Design Considerations

We made it this far, and by now you should have a solid understanding of how Azure organizes BLOBs and how to access them from our app. But let’s now talk about some design considerations that are special for the mobile developer.

  • Only push to the cloud when appropriate & keep track of success. This one seems obvious on the face of it, but it is worth considering. Most of the time the BLOBs in Azure will be tied to other relational data somehow, and that data may or may not exist in the cloud. So designing a strategy to keep those in sync needs to be in consideration from the beginning.
  • Push large BLOBs in chunks. Along with the first point, it may make sense to break the uploading of especially large BLOBs into parts, and have a pre-existing plan in place to handle the inevitable situation where the user wanders off the network before the whole BLOB is uploaded.
  • Store the BLOB locally. This aligns with the first 2 points as well. We can’t be sure when we’ll be able to upload the BLOB to Azure – so we need to be able to give our users access to it immediately on their device should they need it. But we also need be ready to upload it as soon as we can – so make sure there’s a strategy in place to store the BLOB locally.
  • BLOB / SAS Security It may make sense to make the BLOBs publicly accessible – thus bypassing the need to generate a SAS key (and the infrastructure that goes along with it) just to read them. Of course this means the data isn’t sensitive in any manner! But don’t forget we can lay BLOBs out in containers that are publicly readable, and some that are not – so thought should be given to that as well.

Summing It Up

This has been quite the ride … BLOBs and BLOBs of data thrown at you (ha)! First we looked at what exactly Azure Storage offers us, including Table and Queue Storage, then we turned our attention to an in-depth exploration of BLOB storage. We looked at how Azure organizes BLOB storage, using an account to host many BLOB containers which in turn can host many BLOBs. We also looked at the different types of BLOBs in Azure – with the Block BLOB being the type we’ll want to use the most often by far.

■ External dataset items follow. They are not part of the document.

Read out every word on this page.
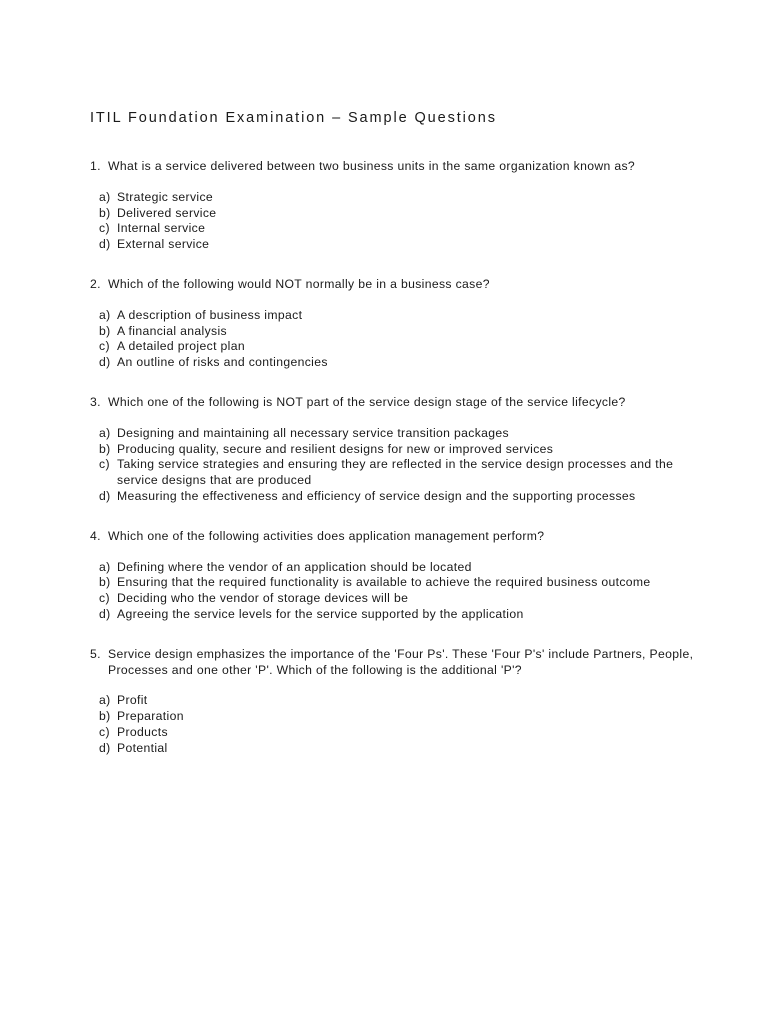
ITIL Foundation Examination – Sample Questions
1. What is a service delivered between two business units in the same organization known as?
a) Strategic service
b) Delivered service
c) Internal service
d) External service
2. Which of the following would NOT normally be in a business case?
a) A description of business impact
b) A financial analysis
c) A detailed project plan
d) An outline of risks and contingencies
3. Which one of the following is NOT part of the service design stage of the service lifecycle?
a) Designing and maintaining all necessary service transition packages
b) Producing quality, secure and resilient designs for new or improved services
c) Taking service strategies and ensuring they are reflected in the service design processes and the service designs that are produced
d) Measuring the effectiveness and efficiency of service design and the supporting processes
4. Which one of the following activities does application management perform?
a) Defining where the vendor of an application should be located
b) Ensuring that the required functionality is available to achieve the required business outcome
c) Deciding who the vendor of storage devices will be
d) Agreeing the service levels for the service supported by the application
5. Service design emphasizes the importance of the 'Four Ps'. These 'Four P's' include Partners, People, Processes and one other 'P'. Which of the following is the additional 'P'?
a) Profit
b) Preparation
c) Products
d) Potential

Finally we looked at how to use the Azure-Storage package – including how to generate a Shared Access Signature so we can get access to secured BLOBs. A review of the API of the package itself followed, and then some special considerations for the mobile developer looking to make use of large data objects in Azure.

A sample project exists exploring these concepts is in GitHub … and of course it’s all about cheese!